MIDA is meant to be a general tool for web measurement projects. It is built in Go on top of Chrome/Chromium and the DevTools protocol, giving it a realistic vantage point to study the web and fine-grained access to information provided by Chrome Developer Tools.
Getting started with MIDA is easy! First, install:
$ wget files.mida.sprai.org/setup.py
$ sudo python3 setup.py
Now we are ready to visit a site and collect some data:
$ mida go www.illinois.edu
You can find the results of your crawl in the results/
directory.
One major benefit of MIDA is in being able to run large scale, highly configurable crawls without needing to write your own crawler code. Here's an example of a single MIDA command which will crawl the Alexa Top 100K and gather a few specific types of data:
$ mida go -f https://files.mida.sprai.org/toplists/alexa.lst -n100000 -c8 --all-resources --screenshot --dom
Breaking this down by argument:
-f https://files.mida.sprai.org/toplists/alexa.lst
: This is a list of the Alexa Top Websites.

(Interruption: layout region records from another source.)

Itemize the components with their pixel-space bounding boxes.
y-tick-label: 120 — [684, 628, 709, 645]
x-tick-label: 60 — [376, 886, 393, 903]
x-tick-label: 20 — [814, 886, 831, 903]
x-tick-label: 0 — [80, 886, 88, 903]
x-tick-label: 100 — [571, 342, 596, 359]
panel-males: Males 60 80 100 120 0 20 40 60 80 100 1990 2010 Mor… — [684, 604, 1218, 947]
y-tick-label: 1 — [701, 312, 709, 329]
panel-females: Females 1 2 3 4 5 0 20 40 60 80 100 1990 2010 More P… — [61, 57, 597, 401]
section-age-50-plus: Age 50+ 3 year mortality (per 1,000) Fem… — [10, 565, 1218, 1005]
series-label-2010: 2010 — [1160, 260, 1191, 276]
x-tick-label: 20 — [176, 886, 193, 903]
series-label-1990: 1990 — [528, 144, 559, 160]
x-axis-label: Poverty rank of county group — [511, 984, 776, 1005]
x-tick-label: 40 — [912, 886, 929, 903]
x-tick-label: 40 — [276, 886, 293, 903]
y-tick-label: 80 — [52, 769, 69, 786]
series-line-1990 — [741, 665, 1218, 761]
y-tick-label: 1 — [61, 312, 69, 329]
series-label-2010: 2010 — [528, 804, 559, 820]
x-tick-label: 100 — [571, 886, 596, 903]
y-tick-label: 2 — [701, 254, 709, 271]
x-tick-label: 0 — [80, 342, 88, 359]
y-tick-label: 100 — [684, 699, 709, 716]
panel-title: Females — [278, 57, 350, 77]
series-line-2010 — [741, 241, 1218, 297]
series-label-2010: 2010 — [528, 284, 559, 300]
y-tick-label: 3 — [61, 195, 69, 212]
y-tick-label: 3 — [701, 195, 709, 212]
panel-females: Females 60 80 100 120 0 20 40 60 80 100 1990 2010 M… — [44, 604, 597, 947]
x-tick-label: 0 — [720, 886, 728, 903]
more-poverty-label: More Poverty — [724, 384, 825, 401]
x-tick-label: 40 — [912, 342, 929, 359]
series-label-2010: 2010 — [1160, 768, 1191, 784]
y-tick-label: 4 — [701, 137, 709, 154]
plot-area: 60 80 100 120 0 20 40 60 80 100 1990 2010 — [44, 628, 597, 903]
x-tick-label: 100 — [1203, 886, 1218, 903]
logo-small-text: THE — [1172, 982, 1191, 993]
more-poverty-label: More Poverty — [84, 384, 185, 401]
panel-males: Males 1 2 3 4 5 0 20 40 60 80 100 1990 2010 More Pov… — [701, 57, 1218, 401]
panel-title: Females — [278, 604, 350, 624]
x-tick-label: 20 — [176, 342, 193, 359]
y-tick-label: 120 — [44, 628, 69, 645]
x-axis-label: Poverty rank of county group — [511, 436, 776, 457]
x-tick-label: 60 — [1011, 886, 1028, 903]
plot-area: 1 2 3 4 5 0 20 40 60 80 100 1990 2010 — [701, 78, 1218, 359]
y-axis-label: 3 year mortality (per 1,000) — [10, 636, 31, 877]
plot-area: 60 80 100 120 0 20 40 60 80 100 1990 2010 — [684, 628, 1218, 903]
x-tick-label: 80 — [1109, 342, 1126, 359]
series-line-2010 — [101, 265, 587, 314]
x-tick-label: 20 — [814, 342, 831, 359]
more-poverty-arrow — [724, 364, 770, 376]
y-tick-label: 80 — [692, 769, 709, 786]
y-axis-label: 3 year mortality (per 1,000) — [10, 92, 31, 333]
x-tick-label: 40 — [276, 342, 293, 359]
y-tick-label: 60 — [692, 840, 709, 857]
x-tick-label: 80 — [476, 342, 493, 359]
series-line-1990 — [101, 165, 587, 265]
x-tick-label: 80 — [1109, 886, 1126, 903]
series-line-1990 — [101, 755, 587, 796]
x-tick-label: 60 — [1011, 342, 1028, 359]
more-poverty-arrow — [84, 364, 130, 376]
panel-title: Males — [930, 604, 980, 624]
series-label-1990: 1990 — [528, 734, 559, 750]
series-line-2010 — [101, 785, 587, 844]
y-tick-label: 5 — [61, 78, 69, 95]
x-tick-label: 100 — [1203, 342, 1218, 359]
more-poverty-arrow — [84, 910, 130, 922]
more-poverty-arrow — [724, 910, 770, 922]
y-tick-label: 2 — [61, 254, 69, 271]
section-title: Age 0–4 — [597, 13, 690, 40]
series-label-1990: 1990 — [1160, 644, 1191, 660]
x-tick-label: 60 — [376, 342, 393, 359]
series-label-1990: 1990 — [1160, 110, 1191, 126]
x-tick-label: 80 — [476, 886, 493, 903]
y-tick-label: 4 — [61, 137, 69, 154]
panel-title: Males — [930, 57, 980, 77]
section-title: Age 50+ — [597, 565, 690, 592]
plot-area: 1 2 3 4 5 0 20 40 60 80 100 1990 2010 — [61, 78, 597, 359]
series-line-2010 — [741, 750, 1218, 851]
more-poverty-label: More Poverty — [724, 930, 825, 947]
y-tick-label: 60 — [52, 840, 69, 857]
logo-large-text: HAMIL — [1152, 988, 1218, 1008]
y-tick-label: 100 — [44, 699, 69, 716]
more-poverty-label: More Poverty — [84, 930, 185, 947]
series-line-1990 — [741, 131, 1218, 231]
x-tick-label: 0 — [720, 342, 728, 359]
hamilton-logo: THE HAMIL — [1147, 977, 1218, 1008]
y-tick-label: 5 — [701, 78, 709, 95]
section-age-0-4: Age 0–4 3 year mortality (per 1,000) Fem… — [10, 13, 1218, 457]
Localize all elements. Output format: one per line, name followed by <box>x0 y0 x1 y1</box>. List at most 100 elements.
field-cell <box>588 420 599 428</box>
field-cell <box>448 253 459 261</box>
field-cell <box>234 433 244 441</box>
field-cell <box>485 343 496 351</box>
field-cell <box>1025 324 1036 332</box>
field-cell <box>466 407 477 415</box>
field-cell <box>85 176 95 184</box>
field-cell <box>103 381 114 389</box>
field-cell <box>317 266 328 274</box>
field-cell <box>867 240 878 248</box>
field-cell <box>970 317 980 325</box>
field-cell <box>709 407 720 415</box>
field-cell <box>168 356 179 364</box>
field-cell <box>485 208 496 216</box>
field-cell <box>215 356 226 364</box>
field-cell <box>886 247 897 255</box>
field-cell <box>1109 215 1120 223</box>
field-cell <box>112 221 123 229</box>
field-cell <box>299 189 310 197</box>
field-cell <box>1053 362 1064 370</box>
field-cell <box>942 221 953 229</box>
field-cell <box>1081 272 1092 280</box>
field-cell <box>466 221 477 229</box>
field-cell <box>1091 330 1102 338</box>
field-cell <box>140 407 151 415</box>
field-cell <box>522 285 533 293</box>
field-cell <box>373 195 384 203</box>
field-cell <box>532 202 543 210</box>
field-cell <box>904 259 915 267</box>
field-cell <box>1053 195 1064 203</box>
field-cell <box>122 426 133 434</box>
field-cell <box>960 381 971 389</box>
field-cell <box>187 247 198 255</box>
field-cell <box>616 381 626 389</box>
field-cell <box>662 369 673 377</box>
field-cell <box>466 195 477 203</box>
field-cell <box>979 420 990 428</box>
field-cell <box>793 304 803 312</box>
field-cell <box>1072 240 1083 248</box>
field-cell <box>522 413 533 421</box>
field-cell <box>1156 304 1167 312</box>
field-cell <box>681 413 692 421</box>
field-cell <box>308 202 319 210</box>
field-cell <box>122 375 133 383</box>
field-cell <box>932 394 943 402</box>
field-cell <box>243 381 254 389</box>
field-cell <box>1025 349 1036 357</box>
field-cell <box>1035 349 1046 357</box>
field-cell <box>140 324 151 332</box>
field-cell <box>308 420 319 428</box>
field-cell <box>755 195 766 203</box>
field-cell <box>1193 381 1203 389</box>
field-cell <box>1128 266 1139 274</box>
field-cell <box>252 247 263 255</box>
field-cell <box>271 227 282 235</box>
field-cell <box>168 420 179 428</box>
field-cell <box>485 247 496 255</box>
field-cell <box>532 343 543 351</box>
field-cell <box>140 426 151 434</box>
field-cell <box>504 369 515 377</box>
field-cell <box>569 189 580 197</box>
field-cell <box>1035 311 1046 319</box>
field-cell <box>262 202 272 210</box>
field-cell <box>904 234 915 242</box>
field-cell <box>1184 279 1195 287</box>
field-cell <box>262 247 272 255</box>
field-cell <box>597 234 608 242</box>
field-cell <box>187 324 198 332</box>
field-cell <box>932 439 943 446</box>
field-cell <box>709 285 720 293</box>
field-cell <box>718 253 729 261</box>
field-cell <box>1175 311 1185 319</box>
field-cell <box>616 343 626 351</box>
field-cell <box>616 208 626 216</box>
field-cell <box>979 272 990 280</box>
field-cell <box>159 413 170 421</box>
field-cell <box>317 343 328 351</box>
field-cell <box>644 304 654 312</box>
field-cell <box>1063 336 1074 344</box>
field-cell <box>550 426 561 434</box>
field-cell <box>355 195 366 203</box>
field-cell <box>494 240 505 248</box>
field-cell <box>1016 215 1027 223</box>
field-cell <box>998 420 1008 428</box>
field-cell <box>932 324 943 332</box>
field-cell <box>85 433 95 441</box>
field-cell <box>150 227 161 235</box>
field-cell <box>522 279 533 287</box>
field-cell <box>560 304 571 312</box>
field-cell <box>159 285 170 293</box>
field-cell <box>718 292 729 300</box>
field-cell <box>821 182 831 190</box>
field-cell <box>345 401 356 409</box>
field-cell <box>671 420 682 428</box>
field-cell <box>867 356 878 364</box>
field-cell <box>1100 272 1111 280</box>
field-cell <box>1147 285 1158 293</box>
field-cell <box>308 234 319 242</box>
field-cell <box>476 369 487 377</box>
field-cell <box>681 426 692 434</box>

You can read from a local file or go get one hosted on the web somewhere
-n100000
: Read the top 100,000 entries from the list
-c8
: Run with 8 parallel crawlers (browser instances)
--all-resources
: Gather all of the actual files/resources required to render the web page.
Beware, this takes a lot of space!
--screenshot
: Capture a screenshot after/if the load event for each website fires.
--dom
: Capture a JSON representation of the DOM for each website visited.